Discovering our values: Curiosity in psychotherapy
A friend of mine messaged me the other day to let me know she had a new membership at a lovely, upmarket, London gym. She had an introductory session with one of the resident personal trainers, who asked her, "What are your values? What is most important to you about how you live?" My friend was quite perplexed by the question and found it hard to answer.
"Is my dog one of my values?"
"Possibly!" I said.
I found the question equally perplexing. It’s not often we are asked this, so directly. It made me reflect on my own values for living, but also the question itself.
We can recognise the presence of moral values – those ethereal guideposts that chart our moral course. These compass points, whether handed to us by religious doctrine, parental wisdom, or the culture of the society we live in, allow us to not only travel but create the environment in our ethical landscape. Beneath this well-trodden terrain lies a more personal odyssey – a quest to decipher our own unique values. What are the principles by which we want to live?
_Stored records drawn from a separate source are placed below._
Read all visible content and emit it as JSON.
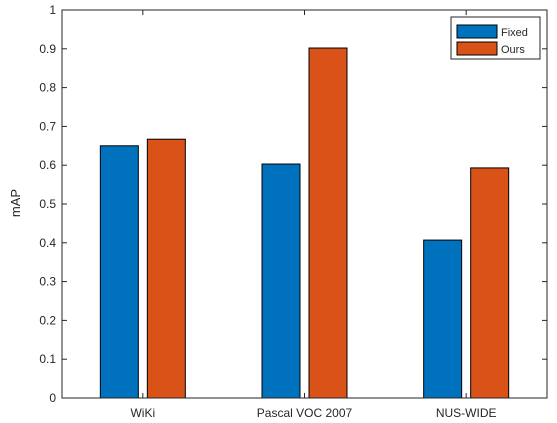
{
  "chart_data": {
    "type": "bar",
    "categories": [
      "WiKi",
      "Pascal VOC 2007",
      "NUS-WIDE"
    ],
    "series": [
      {
        "name": "Fixed",
        "color": "#0072BD",
        "values": [
          0.65,
          0.603,
          0.407
        ]
      },
      {
        "name": "Ours",
        "color": "#D95319",
        "values": [
          0.667,
          0.902,
          0.593
        ]
      }
    ],
    "title": "",
    "xlabel": "",
    "ylabel": "mAP",
    "ylim": [
      0,
      1
    ],
    "yticks": [
      "0",
      "0.1",
      "0.2",
      "0.3",
      "0.4",
      "0.5",
      "0.6",
      "0.7",
      "0.8",
      "0.9",
      "1"
    ],
    "grid": false,
    "legend_position": "top-right"
  }
}
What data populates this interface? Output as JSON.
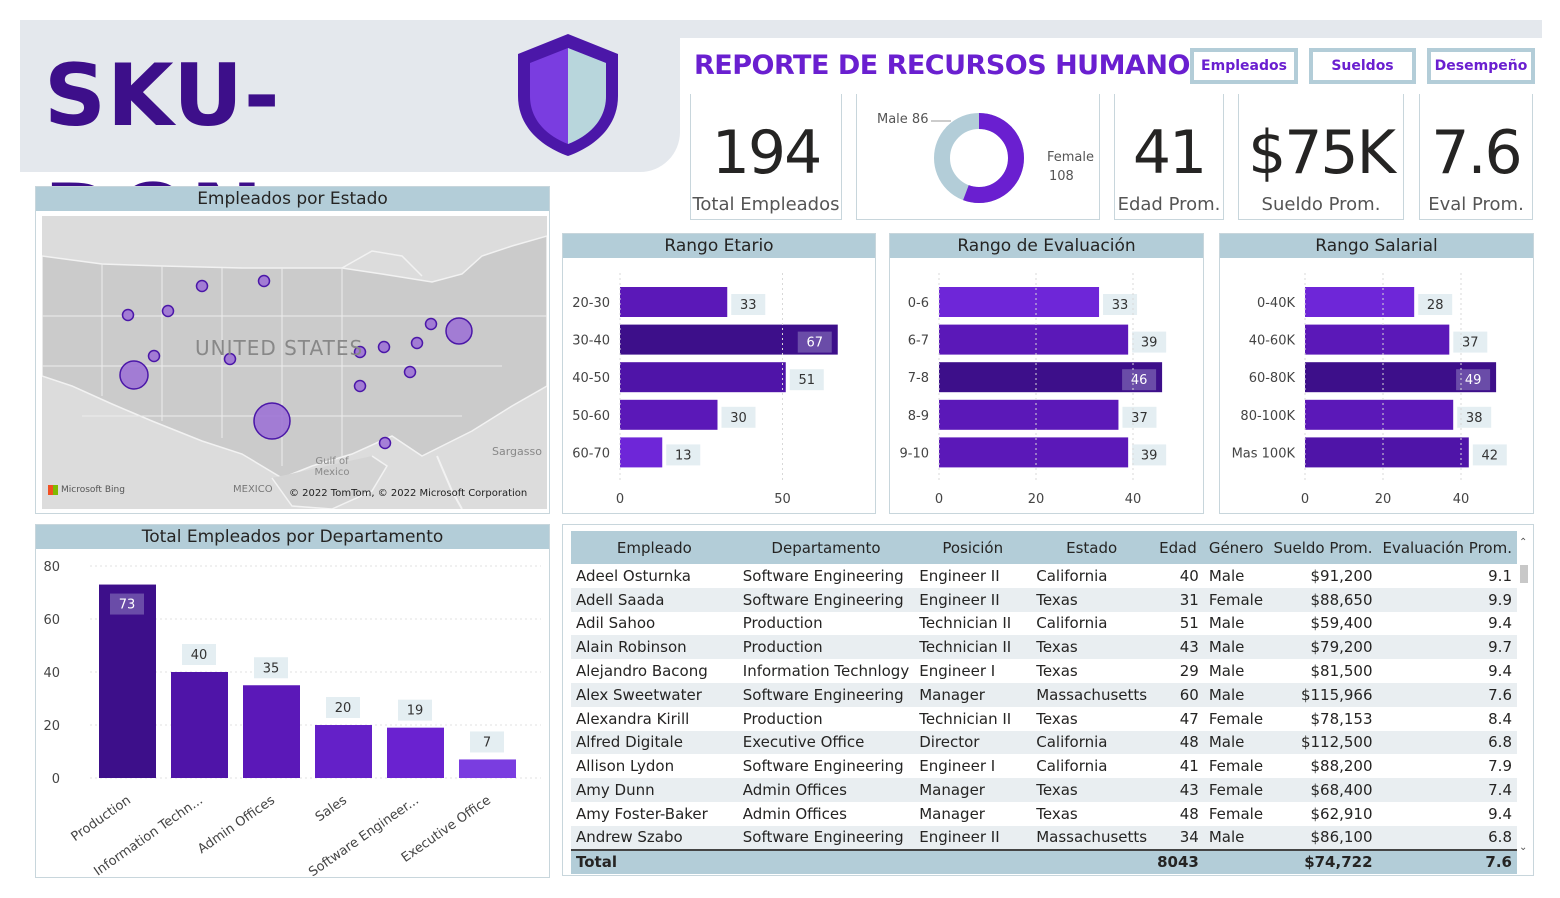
{
  "brand": {
    "name": "SKU-DON"
  },
  "header": {
    "title": "REPORTE DE RECURSOS HUMANOS"
  },
  "nav": [
    {
      "label": "Empleados"
    },
    {
      "label": "Sueldos"
    },
    {
      "label": "Desempeño"
    }
  ],
  "kpis": {
    "total": {
      "value": "194",
      "label": "Total Empleados"
    },
    "age": {
      "value": "41",
      "label": "Edad Prom."
    },
    "salary": {
      "value": "$75K",
      "label": "Sueldo Prom."
    },
    "eval": {
      "value": "7.6",
      "label": "Eval Prom."
    }
  },
  "gender": {
    "male_label": "Male 86",
    "female_label_1": "Female",
    "female_label_2": "108",
    "male": 86,
    "female": 108
  },
  "colors": {
    "accent": "#6a1fd0",
    "dark_purple": "#3d0f8a",
    "header_band": "#b3cdd8",
    "bar_mid": "#5b18b8",
    "bar_light": "#6e26d8"
  },
  "map": {
    "title": "Empleados por Estado",
    "country_label": "UNITED STATES",
    "gulf_label": "Gulf of\nMexico",
    "sargasso_label": "Sargasso",
    "mexico_label": "MEXICO",
    "bing_label": "Microsoft Bing",
    "copyright": "© 2022 TomTom, © 2022 Microsoft Corporation"
  },
  "age_chart": {
    "title": "Rango Etario",
    "categories": [
      "20-30",
      "30-40",
      "40-50",
      "50-60",
      "60-70"
    ],
    "values": [
      33,
      67,
      51,
      30,
      13
    ],
    "ticks": [
      "0",
      "50"
    ],
    "xmax": 67
  },
  "eval_chart": {
    "title": "Rango de Evaluación",
    "categories": [
      "0-6",
      "6-7",
      "7-8",
      "8-9",
      "9-10"
    ],
    "values": [
      33,
      39,
      46,
      37,
      39
    ],
    "ticks": [
      "0",
      "20",
      "40"
    ]
  },
  "salary_chart": {
    "title": "Rango Salarial",
    "categories": [
      "0-40K",
      "40-60K",
      "60-80K",
      "80-100K",
      "Mas 100K"
    ],
    "values": [
      28,
      37,
      49,
      38,
      42
    ],
    "ticks": [
      "0",
      "20",
      "40"
    ]
  },
  "chart_data": [
    {
      "type": "bar",
      "title": "Total Empleados por Departamento",
      "categories": [
        "Production",
        "Information Techn...",
        "Admin Offices",
        "Sales",
        "Software Engineer...",
        "Executive Office"
      ],
      "values": [
        73,
        40,
        35,
        20,
        19,
        7
      ],
      "ylim": [
        0,
        80
      ],
      "yticks": [
        "80",
        "60",
        "40",
        "20",
        "0"
      ]
    }
  ],
  "table": {
    "headers": [
      "Empleado",
      "Departamento",
      "Posición",
      "Estado",
      "Edad",
      "Género",
      "Sueldo Prom.",
      "Evaluación Prom."
    ],
    "rows": [
      [
        "Adeel Osturnka",
        "Software Engineering",
        "Engineer II",
        "California",
        "40",
        "Male",
        "$91,200",
        "9.1"
      ],
      [
        "Adell Saada",
        "Software Engineering",
        "Engineer II",
        "Texas",
        "31",
        "Female",
        "$88,650",
        "9.9"
      ],
      [
        "Adil Sahoo",
        "Production",
        "Technician II",
        "California",
        "51",
        "Male",
        "$59,400",
        "9.4"
      ],
      [
        "Alain Robinson",
        "Production",
        "Technician II",
        "Texas",
        "43",
        "Male",
        "$79,200",
        "9.7"
      ],
      [
        "Alejandro Bacong",
        "Information Technlogy",
        "Engineer I",
        "Texas",
        "29",
        "Male",
        "$81,500",
        "9.4"
      ],
      [
        "Alex Sweetwater",
        "Software Engineering",
        "Manager",
        "Massachusetts",
        "60",
        "Male",
        "$115,966",
        "7.6"
      ],
      [
        "Alexandra Kirill",
        "Production",
        "Technician II",
        "Texas",
        "47",
        "Female",
        "$78,153",
        "8.4"
      ],
      [
        "Alfred Digitale",
        "Executive Office",
        "Director",
        "California",
        "48",
        "Male",
        "$112,500",
        "6.8"
      ],
      [
        "Allison Lydon",
        "Software Engineering",
        "Engineer I",
        "California",
        "41",
        "Female",
        "$88,200",
        "7.9"
      ],
      [
        "Amy Dunn",
        "Admin Offices",
        "Manager",
        "Texas",
        "43",
        "Female",
        "$68,400",
        "7.4"
      ],
      [
        "Amy Foster-Baker",
        "Admin Offices",
        "Manager",
        "Texas",
        "48",
        "Female",
        "$62,910",
        "9.4"
      ],
      [
        "Andrew Szabo",
        "Software Engineering",
        "Engineer II",
        "Massachusetts",
        "34",
        "Male",
        "$86,100",
        "6.8"
      ]
    ],
    "total": [
      "Total",
      "",
      "",
      "",
      "8043",
      "",
      "$74,722",
      "7.6"
    ]
  }
}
My friend followed up the enquiry by wondering about what makes her happy. She said she was realising she had no idea. This revelation can feel like a curtain being lifted on the grand stage of our psyche. Unveiled, is a profound aspect of our collective unconscious; the question of who we are, and how we should live, day to day.
Why might we come to psychotherapy?
It made me think a lot about the reasons we come to psychotherapy; or any therapeutic practice for that matter. Often we think we should go to therapy because we don’t feel well, have hit a crisis, or have been told we may have mental health issues. In my current practice, I certainly see that often, but I also see those who are quietly realising, that they don’t know who they are, what roots them, makes them feel content, or what principles they stand by.
Let us be clear – my perspective does not advocate for the rigid imposition of a dogmatic code. Instead, it urges us to delve deep into the well of personal significance and wonder whether the threads of our lives are woven in harmony with our core principles. Are we living how we truly want to?
We can be autonomous and authentic in life, leading to real relationships, not ones based on misguided, misunderstood projections.
I have been in therapy for eight years now, and like many others, I went because I was in crisis. The present issues may have been the gateway, but it was the work and exploration on the other side of those gates, that has truly informed and helped me to understand myself. It led me to consider that I could also be a therapist.
We all arrive in the material world, with innate qualities. That’s a given. We can witness the emergence of intrinsic personalities, even in the tiniest babies; qualities that transcend the societal stamps and familial imprints we receive, although, what is imprinted is also incredibly important. All of it is the makeup of who we are. Our souls, our ancestral legacies, and the kaleidoscope of generational experiences are what inform our existence within the world.
I know now that, for me, I must have time and balance. It is not in my nature to live a frantic life – the life I was living before I started therapy. I like to wake up gently, and quietly, and have time to organise myself and my day and possibly find time to do something a little creative. Two days after the friend first asked the question, a visiting family member noticed this about my habits. He turned to me and said, "It’s amazing how slowly you enter your day. That you’ve been able to cultivate something quite precious." This is a very simple example in daily life, but had I not found this out about myself, I might still be stressed, overworked, and desperate to move far away to retreat from my existence completely. I lived in a world of extremes, and now, after eight years, I don’t.
Personal evolution is indeed, a natural, gradual process. Yes, I’m older, and yes, I am growing – but importantly, it is the changing. Can we accept and understand the change that is needed? For those who feel stuck and stagnant – perhaps that their life is lacking energy; they may need to embody their sense of fire, of heat and dynamism. I, personally, needed to cool down and find sturdy ground.
Much of that ground was in understanding what had come before me; how my ancestors had lived and worked, and how I learnt to be in relationships with others. This was an endeavour that illuminated the contours of my identity. Equally, it became a transformative lesson in self-care – disrupting my habitual pursuit of pleasing others (as many find they do), a lesson that continues to shape my existence with each passing day.
How can therapy facilitate curiosity?
Therapy, undeniably, serves as a sanctuary for those in crisis, but it is also there for those who are curious. Who gently recognise that they do not know themselves and truly wish to. Whether they realise it or not, they take a step on a journey to becoming more fully formed and present in their everyday lives. Ultimately, in understanding our own values, we can realise what is important, and make decisions in better directions. We can feel a sense of mastery, rather than being out of control. We can be autonomous and authentic in life, leading to real relationships, not ones based on misguided, misunderstood projections.
So, here's to the therapeutic spirit of curiosity, to the unrelenting quest for self-discovery, and to the values we hold dear. I hope we can all endeavour to understand them and ultimately live them with passion and grace, knowing that they are uniquely ours, but shared with others.